A risk factor is a variable associated with an increased risk of disease or infection. Risk factors are correlational and not necessarily causal, because correlation does not imply causation. For example, being young cannot be said to cause measles, but young people are more at risk as they are less likely to have developed immunity during a previous epidemic.

Risk factors are evaluated by comparing the risk of those exposed to the potential risk factor to those not exposed. Let's say that at a wedding, 74 people ate the chicken and 22 of them were ill, while of the 35 people who had the fish or vegetarian meal only 2 were ill. Did the chicken make the people ill?

So the chicken eaters' risk = 22/74 = 0.297 And non-chicken eaters' risk = 2/35 = 0.057.

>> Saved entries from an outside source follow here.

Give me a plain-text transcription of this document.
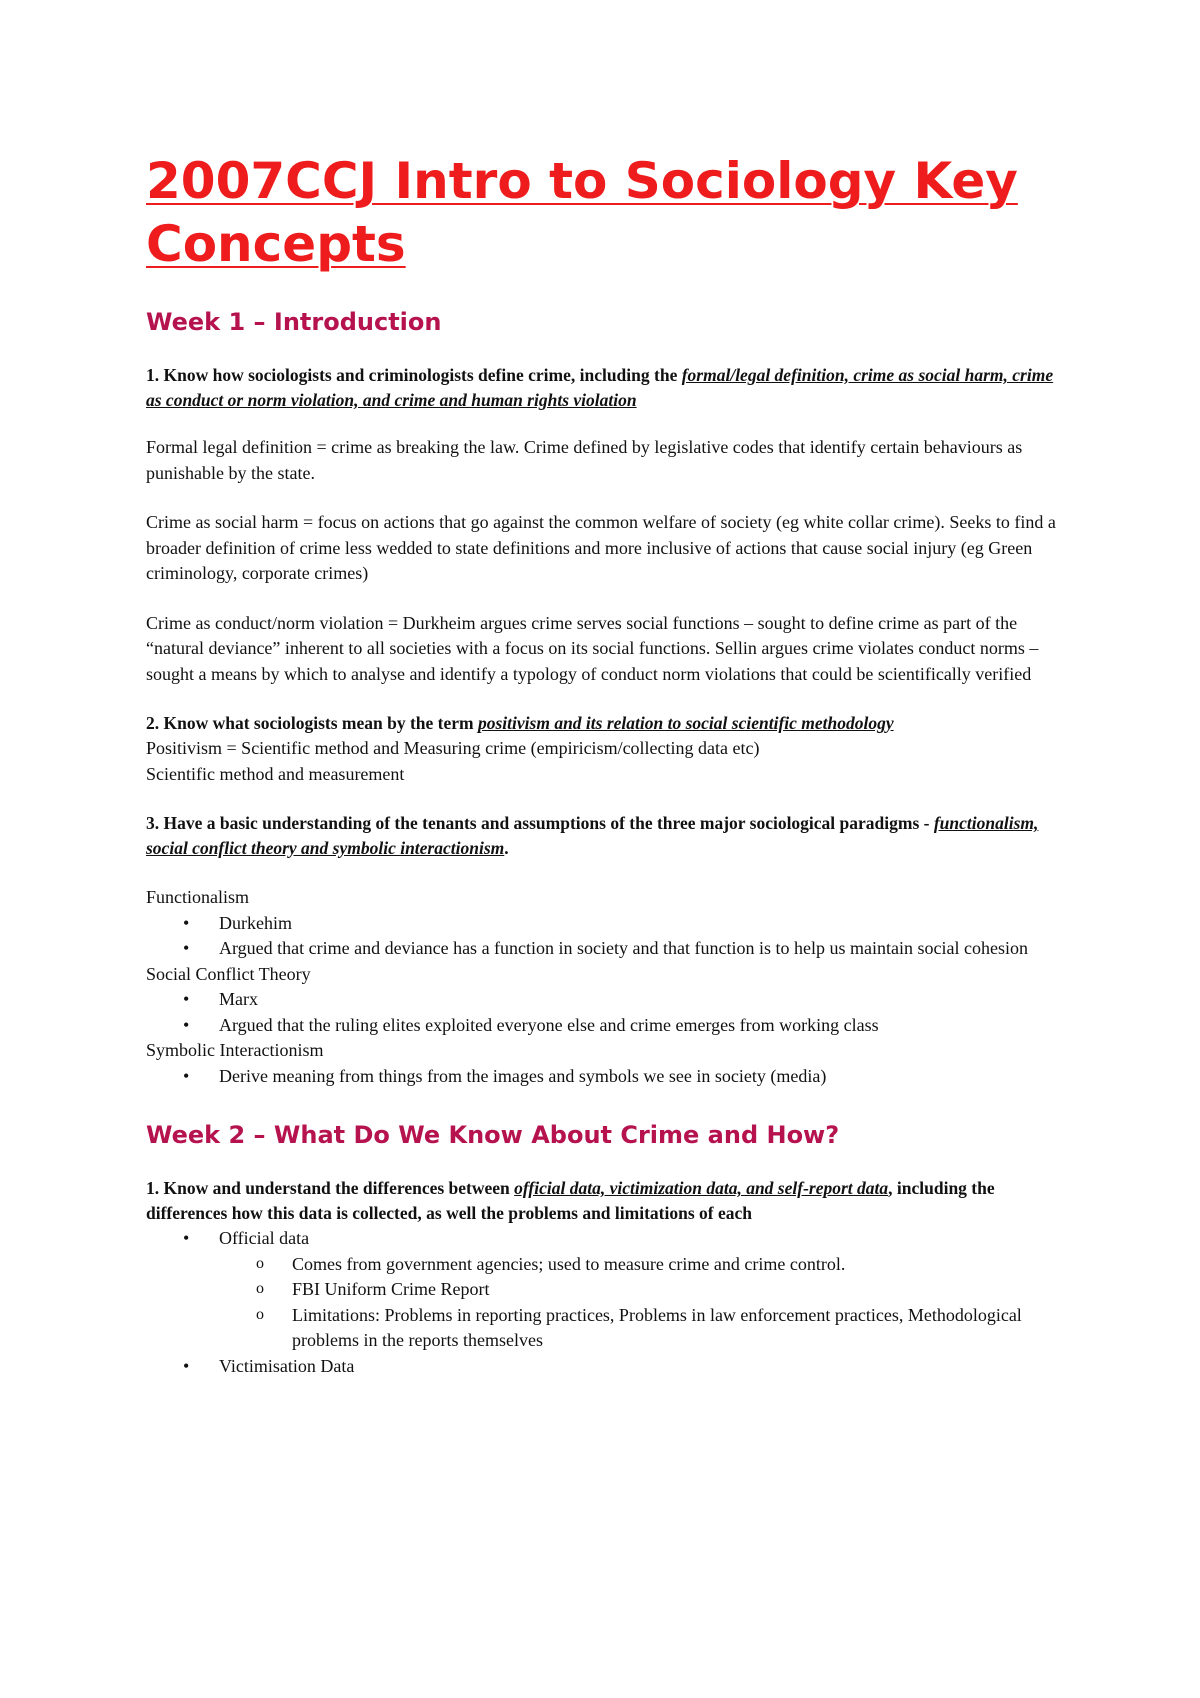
2007CCJ Intro to Sociology Key
Concepts
Week 1 – Introduction

1. Know how sociologists and criminologists define crime, including the formal/legal definition, crime as social harm, crime as conduct or norm violation, and crime and human rights violation

Formal legal definition = crime as breaking the law. Crime defined by legislative codes that identify certain behaviours as punishable by the state.

Crime as social harm = focus on actions that go against the common welfare of society (eg white collar crime). Seeks to find a broader definition of crime less wedded to state definitions and more inclusive of actions that cause social injury (eg Green criminology, corporate crimes)

Crime as conduct/norm violation = Durkheim argues crime serves social functions – sought to define crime as part of the “natural deviance” inherent to all societies with a focus on its social functions. Sellin argues crime violates conduct norms – sought a means by which to analyse and identify a typology of conduct norm violations that could be scientifically verified

2. Know what sociologists mean by the term positivism and its relation to social scientific methodology

Positivism = Scientific method and Measuring crime (empiricism/collecting data etc)

Scientific method and measurement

3. Have a basic understanding of the tenants and assumptions of the three major sociological paradigms - functionalism, social conflict theory and symbolic interactionism.

Functionalism

• Durkehim
• Argued that crime and deviance has a function in society and that function is to help us maintain social cohesion

Social Conflict Theory

• Marx
• Argued that the ruling elites exploited everyone else and crime emerges from working class

Symbolic Interactionism

• Derive meaning from things from the images and symbols we see in society (media)
Week 2 – What Do We Know About Crime and How?

1. Know and understand the differences between official data, victimization data, and self-report data, including the differences how this data is collected, as well the problems and limitations of each

• Official data
o Comes from government agencies; used to measure crime and crime control.
o FBI Uniform Crime Report
o Limitations: Problems in reporting practices, Problems in law enforcement practices, Methodological problems in the reports themselves
• Victimisation Data
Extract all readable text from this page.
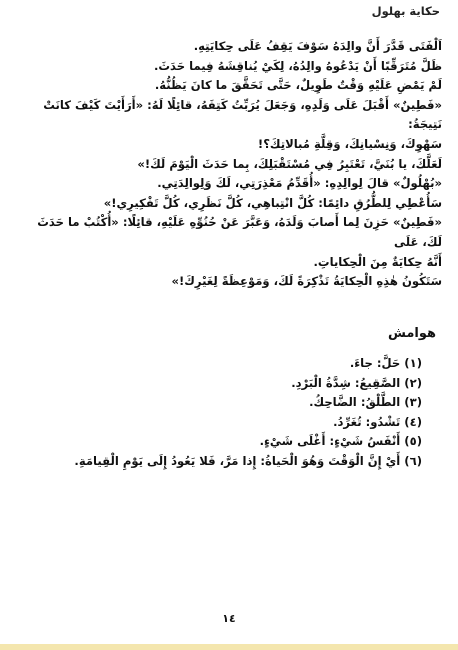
حكاية بهلول

اَلْفَتَى قَدَّرَ أَنَّ والِدَهُ سَوْفَ يَقِفُ عَلَى حِكايَتِهِ.

ظَلَّ مُتَرَقِّبًا أَنْ يَدْعُوهُ والِدُهُ، لِكَيْ يُناقِشَهُ فِيما حَدَثَ.

لَمْ يَمْضِ عَلَيْهِ وَقْتٌ طَوِيلٌ، حَتَّى تَحَقَّقَ ما كانَ يَظُنُّهُ.

«فَطِينٌ» أَقْبَلَ عَلَى وَلَدِهِ، وَجَعَلَ يُرَبِّتُ كَتِفَهُ، قائِلًا لَهُ: «أَرَأَيْتَ كَيْفَ كانَتْ نَتِيجَةُ:

سَهْوِكَ، وَنِسْيانِكَ، وَقِلَّةِ مُبالاتِكَ؟!

لَعَلَّكَ، يا بُنَيَّ، تَعْتَبِرُ فِي مُسْتَقْبَلِكَ، بِما حَدَثَ الْيَوْمَ لَكَ!»

«بُهْلُولٌ» قالَ لِوالِدِهِ: «أُقَدِّمُ مَعْذِرَتِي، لَكَ وَلِوالِدَتِي.

سَأُعْطِي لِلطُّرُقِ دائِمًا: كُلَّ انْتِباهِي، كُلَّ نَظَرِي، كُلَّ تَفْكِيرِي!»

«فَطِينٌ» حَزِنَ لِما أَصابَ وَلَدَهُ، وَعَبَّرَ عَنْ حُنُوِّهِ عَلَيْهِ، قائِلًا: «أُكْتُبْ ما حَدَثَ لَكَ، عَلَى

أَنَّهُ حِكايَةٌ مِنَ الْحِكاياتِ.

سَتَكُونُ هٰذِهِ الْحِكايَةُ تَذْكِرَةً لَكَ، وَمَوْعِظَةً لِغَيْرِكَ!»

هوامش

(١) حَلَّ: جاءَ.

(٢) الصَّقِيعُ: شِدَّةُ الْبَرْدِ.

(٣) الطَّلْقُ: الضَّاحِكُ.

(٤) تَشْدُو: تُغَرِّدُ.

(٥) أَنْفَسُ شَيْءٍ: أَغْلَى شَيْءٍ.

(٦) أَيْ إِنَّ الْوَقْتَ وَهُوَ الْحَياةُ: إِذا مَرَّ، فَلا يَعُودُ إِلَى يَوْمِ الْقِيامَةِ.

١٤
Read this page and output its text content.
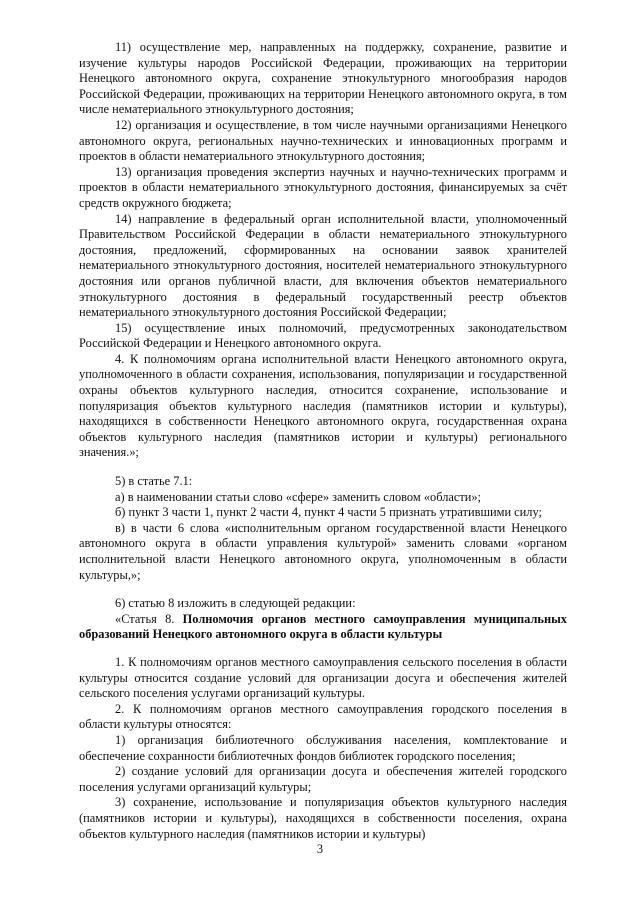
11) осуществление мер, направленных на поддержку, сохранение, развитие и изучение культуры народов Российской Федерации, проживающих на территории Ненецкого автономного округа, сохранение этнокультурного многообразия народов Российской Федерации, проживающих на территории Ненецкого автономного округа, в том числе нематериального этнокультурного достояния;

12) организация и осуществление, в том числе научными организациями Ненецкого автономного округа, региональных научно-технических и инновационных программ и проектов в области нематериального этнокультурного достояния;

13) организация проведения экспертиз научных и научно-технических программ и проектов в области нематериального этнокультурного достояния, финансируемых за счёт средств окружного бюджета;

14) направление в федеральный орган исполнительной власти, уполномоченный Правительством Российской Федерации в области нематериального этнокультурного достояния, предложений, сформированных на основании заявок хранителей нематериального этнокультурного достояния, носителей нематериального этнокультурного достояния или органов публичной власти, для включения объектов нематериального этнокультурного достояния в федеральный государственный реестр объектов нематериального этнокультурного достояния Российской Федерации;

15) осуществление иных полномочий, предусмотренных законодательством Российской Федерации и Ненецкого автономного округа.

4. К полномочиям органа исполнительной власти Ненецкого автономного округа, уполномоченного в области сохранения, использования, популяризации и государственной охраны объектов культурного наследия, относится сохранение, использование и популяризация объектов культурного наследия (памятников истории и культуры), находящихся в собственности Ненецкого автономного округа, государственная охрана объектов культурного наследия (памятников истории и культуры) регионального значения.»;

5) в статье 7.1:

а) в наименовании статьи слово «сфере» заменить словом «области»;

б) пункт 3 части 1, пункт 2 части 4, пункт 4 части 5 признать утратившими силу;

в) в части 6 слова «исполнительным органом государственной власти Ненецкого автономного округа в области управления культурой» заменить словами «органом исполнительной власти Ненецкого автономного округа, уполномоченным в области культуры,»;

6) статью 8 изложить в следующей редакции:

«Статья 8. Полномочия органов местного самоуправления муниципальных образований Ненецкого автономного округа в области культуры

1. К полномочиям органов местного самоуправления сельского поселения в области культуры относится создание условий для организации досуга и обеспечения жителей сельского поселения услугами организаций культуры.

2. К полномочиям органов местного самоуправления городского поселения в области культуры относятся:

1) организация библиотечного обслуживания населения, комплектование и обеспечение сохранности библиотечных фондов библиотек городского поселения;

2) создание условий для организации досуга и обеспечения жителей городского поселения услугами организаций культуры;

3) сохранение, использование и популяризация объектов культурного наследия (памятников истории и культуры), находящихся в собственности поселения, охрана объектов культурного наследия (памятников истории и культуры)

3
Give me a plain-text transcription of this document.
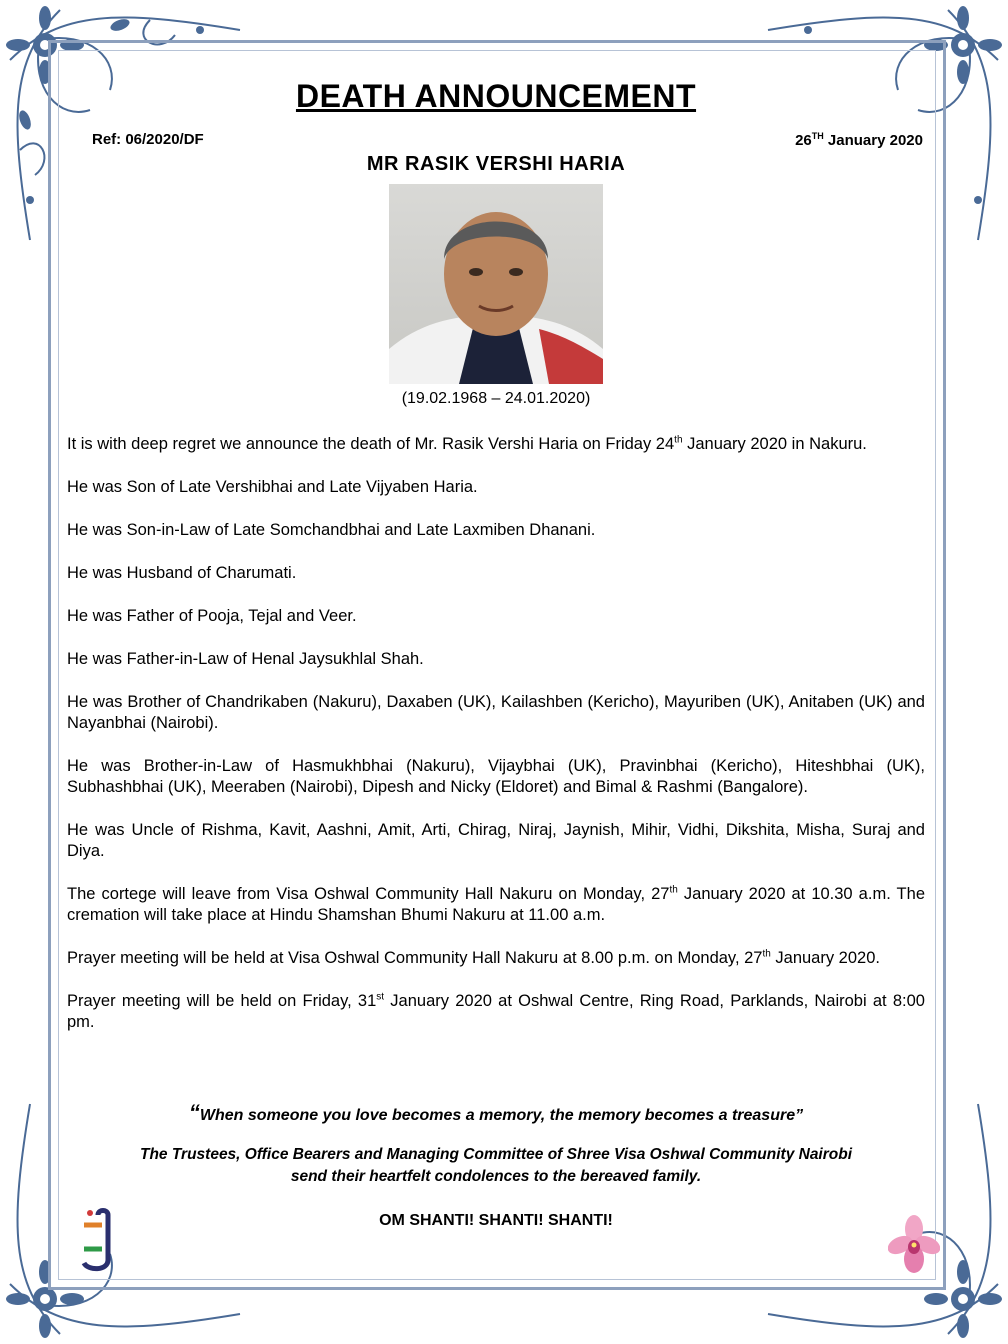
DEATH ANNOUNCEMENT
Ref: 06/2020/DF	26TH January 2020
MR RASIK VERSHI HARIA
(19.02.1968 – 24.01.2020)

It is with deep regret we announce the death of Mr. Rasik Vershi Haria on Friday 24th January 2020 in Nakuru.

He was Son of Late Vershibhai and Late Vijyaben Haria.

He was Son-in-Law of Late Somchandbhai and Late Laxmiben Dhanani.

He was Husband of Charumati.

He was Father of Pooja, Tejal and Veer.

He was Father-in-Law of Henal Jaysukhlal Shah.

He was Brother of Chandrikaben (Nakuru), Daxaben (UK), Kailashben (Kericho), Mayuriben (UK), Anitaben (UK) and Nayanbhai (Nairobi).

He was Brother-in-Law of Hasmukhbhai (Nakuru), Vijaybhai (UK), Pravinbhai (Kericho), Hiteshbhai (UK), Subhashbhai (UK), Meeraben (Nairobi), Dipesh and Nicky (Eldoret) and Bimal & Rashmi (Bangalore).

He was Uncle of Rishma, Kavit, Aashni, Amit, Arti, Chirag, Niraj, Jaynish, Mihir, Vidhi, Dikshita, Misha, Suraj and Diya.

The cortege will leave from Visa Oshwal Community Hall Nakuru on Monday, 27th January 2020 at 10.30 a.m. The cremation will take place at Hindu Shamshan Bhumi Nakuru at 11.00 a.m.

Prayer meeting will be held at Visa Oshwal Community Hall Nakuru at 8.00 p.m. on Monday, 27th January 2020.

Prayer meeting will be held on Friday, 31st January 2020 at Oshwal Centre, Ring Road, Parklands, Nairobi at 8:00 pm.

“When someone you love becomes a memory, the memory becomes a treasure”
The Trustees, Office Bearers and Managing Committee of Shree Visa Oshwal Community Nairobi
send their heartfelt condolences to the bereaved family.
OM SHANTI! SHANTI! SHANTI!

Those who ate the chicken had a risk over five times as high as those who did not, suggesting that eating chicken was the cause of the illness. Note, however, that this is not proof. Statistical methods would be used in a less clear cut case to decide what level of risk the risk factor would have to present to be able to say the risk factor is linked to the disease (for example in a study of the link between smoking and lung cancer). Even then, no amount of statistical analysis could prove that the risk factor causes the disease; this could only be proven using direct methods such as a medical explanation of the disease's roots.

The earliest use of risk factor analysis dates back to Avicenna's The Canon of Medicine (1020s), though the term "risk factor" was first coined by heart researcher Dr. Thomas R. Dawber in a landmark scientific paper in 1961, where he attributed heart disease to specific conditions (blood pressure, cholesterol, smoking).